Australia's parliamentary security authority has denied Labor MP Linda Burney's claim that artificial intelligence technology has already been used to breach parliamentary security protections.

Burney, who chairs the House of Representatives’ Joint Committee on Public Accounts and Audit, made the comments on Friday, 15 November during a hearing at Parliament House in Canberra into public sector use of AI.

Audio of the hearing was streamed publicly.

“This is not for formal record, but I'm going to be honest with you,” Burney said during the hearing.

“One of the issues for us as parliamentarians is security, and we know that in some cases when security has been breached — it's been breached by no one in this room, but certainly that AI has been involved.

“But that's not on the record.”

The Department of Parliamentary Services, which runs the Parliamentary Security Service, told Information Age it was "not aware of any breaches that have occurred related to either physical or cyber security that have involved the use of artificial intelligence".

Burney’s office did not respond to a request for comment.

AI can be used to create computer code which may assist criminals during cyberattacks, but it can also produce highly convincing text, audio, images, and video which can be used to trick people during social engineering attacks using techniques such as deepfakes and phishing.

While generative AI (genAI) is increasingly being co-opted by threat actors, it can also be used to test and improve an entity’s cyber security, experts say.

The Department of Parliamentary Services said it had "undertaken a rapid moidernisation of its ICT environments in recent years" as AI had brought "a range of positive benefits for efficiency and productivity" but could also be used maliciously.

In an October letter to the committee on public sector use of AI, Australian Federal Police manager of technology strategy and data, Ben Lamont, wrote that the technology could provide the AFP with opportunities to improve its work, including “to better inform human decision making and minimise risks to public safety”.

Some Australian law enforcement figures have also called for changes to privacy legislation which would allow them to use AI-powered facial recognition and decryption.

An unnamed foreign government, reported as China by some Australian media, was blamed for a cyberattack on Australia’s parliamentary networks in 2019.

The major breach was allegedly caused by a so-called watering hole attack which tricked users into visiting a malware-infected website.

The current inquiry into the use and governance of AI systems by public sector entities began in September and is expected to produce a report for the government in the coming months.

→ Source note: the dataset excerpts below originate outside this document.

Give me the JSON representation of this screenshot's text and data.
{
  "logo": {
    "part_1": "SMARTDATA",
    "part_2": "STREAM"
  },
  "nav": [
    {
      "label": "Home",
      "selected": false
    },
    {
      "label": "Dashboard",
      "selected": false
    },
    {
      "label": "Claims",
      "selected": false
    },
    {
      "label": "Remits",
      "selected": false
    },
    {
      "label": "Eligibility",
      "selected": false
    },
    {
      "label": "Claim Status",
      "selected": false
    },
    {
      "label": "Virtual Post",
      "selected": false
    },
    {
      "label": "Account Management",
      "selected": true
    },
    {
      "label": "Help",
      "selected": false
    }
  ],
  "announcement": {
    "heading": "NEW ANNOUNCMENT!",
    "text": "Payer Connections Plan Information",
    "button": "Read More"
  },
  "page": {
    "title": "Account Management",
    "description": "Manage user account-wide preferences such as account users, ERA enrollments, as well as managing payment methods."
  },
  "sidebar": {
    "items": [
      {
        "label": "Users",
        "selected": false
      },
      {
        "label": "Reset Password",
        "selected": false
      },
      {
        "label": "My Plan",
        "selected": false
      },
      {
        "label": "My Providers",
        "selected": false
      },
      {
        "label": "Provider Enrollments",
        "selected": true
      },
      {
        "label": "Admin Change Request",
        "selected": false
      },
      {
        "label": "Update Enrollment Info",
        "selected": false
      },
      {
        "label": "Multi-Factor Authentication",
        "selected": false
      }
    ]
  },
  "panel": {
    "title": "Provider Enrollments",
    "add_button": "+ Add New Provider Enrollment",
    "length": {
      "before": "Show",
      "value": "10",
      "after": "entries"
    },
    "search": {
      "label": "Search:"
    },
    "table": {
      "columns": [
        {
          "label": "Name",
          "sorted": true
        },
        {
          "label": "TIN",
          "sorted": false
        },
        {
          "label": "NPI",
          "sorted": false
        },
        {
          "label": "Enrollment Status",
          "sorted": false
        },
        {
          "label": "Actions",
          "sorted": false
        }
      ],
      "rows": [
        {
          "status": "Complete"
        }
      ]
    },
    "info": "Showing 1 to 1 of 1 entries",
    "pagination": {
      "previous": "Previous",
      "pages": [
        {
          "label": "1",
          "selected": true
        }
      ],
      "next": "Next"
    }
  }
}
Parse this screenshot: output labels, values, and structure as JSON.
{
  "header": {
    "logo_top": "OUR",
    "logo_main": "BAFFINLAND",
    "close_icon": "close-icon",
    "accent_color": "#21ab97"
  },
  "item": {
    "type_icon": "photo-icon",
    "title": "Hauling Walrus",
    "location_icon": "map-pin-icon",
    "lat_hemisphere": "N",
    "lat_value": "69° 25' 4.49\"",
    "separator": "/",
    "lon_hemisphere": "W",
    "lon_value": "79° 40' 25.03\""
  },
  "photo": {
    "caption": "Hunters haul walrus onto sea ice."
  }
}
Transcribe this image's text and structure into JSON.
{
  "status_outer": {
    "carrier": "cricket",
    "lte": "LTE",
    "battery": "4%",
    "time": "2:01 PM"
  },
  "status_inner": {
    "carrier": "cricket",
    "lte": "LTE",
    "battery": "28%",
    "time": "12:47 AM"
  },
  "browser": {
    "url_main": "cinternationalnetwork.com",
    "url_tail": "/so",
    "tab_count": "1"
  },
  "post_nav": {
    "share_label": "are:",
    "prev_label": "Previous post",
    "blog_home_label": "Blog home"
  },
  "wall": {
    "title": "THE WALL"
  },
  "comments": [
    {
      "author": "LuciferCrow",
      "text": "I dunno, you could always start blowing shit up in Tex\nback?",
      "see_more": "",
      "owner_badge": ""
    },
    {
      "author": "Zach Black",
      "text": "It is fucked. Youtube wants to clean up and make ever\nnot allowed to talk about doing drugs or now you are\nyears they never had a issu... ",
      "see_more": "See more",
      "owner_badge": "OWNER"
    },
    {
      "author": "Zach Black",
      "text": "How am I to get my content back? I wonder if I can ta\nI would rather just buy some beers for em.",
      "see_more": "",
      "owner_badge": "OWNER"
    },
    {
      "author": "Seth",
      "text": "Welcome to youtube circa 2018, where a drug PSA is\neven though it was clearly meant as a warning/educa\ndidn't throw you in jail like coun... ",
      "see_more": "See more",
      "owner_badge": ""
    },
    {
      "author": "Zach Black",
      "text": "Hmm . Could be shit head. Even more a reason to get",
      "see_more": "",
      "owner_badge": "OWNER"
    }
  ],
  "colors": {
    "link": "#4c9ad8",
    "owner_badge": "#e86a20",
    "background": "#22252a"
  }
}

A foreign government was blamed for a cyber attack on Australia’s parliamentary networks in 2019. Photo: Shutterstock

Former government workers still had IT access

Rona Mellor, deputy auditor-general of the Australian National Audit Office (ANAO), told Friday’s hearing that government bodies should improve their security posture before implementing any significant uses of AI.

She said ANAO had seen instances of terminated government employees still having access to internal IT systems after leaving their organisations, and cited “a lot of control weaknesses in the sector”.

“We see weaknesses in cyber, weaknesses in authorities to operate — not all entities do this well,” she said.

“We see weakness in privacy impact assessments, weaknesses in change management.

“We’ve called out some very big weaknesses across the sector in access controls — terminations of people who’ve left the organisation who still have access to systems.

“Or, who is a privileged person in the entity?

“There’s a lot of entities so digitised that they have people who sit in the back end and make things work — are these the right people to do this, when you’re doing these big-scale new things?”

ANAO, which is currently auditing how the Australian Taxation Office (ATO) is deploying AI, would continue to monitor whether entities had controls which were “sufficiently robust” to allow for the deployment of new technologies, Mellor said.

In a report for the year to 30 June 2023, ANAO said 48 per cent of all audit findings reported to government entities related to “deficiencies in IT controls or entity IT environments”.

In its submission to the inquiry into government use of AI, ANAO said this trend had continued in recent years, "reflecting deficiencies in the fundamentals of IT governance, including security, change management and user access management”.

“The effective operation of controls, including change management, will be particularly important as entities implement emerging technologies,” the office said.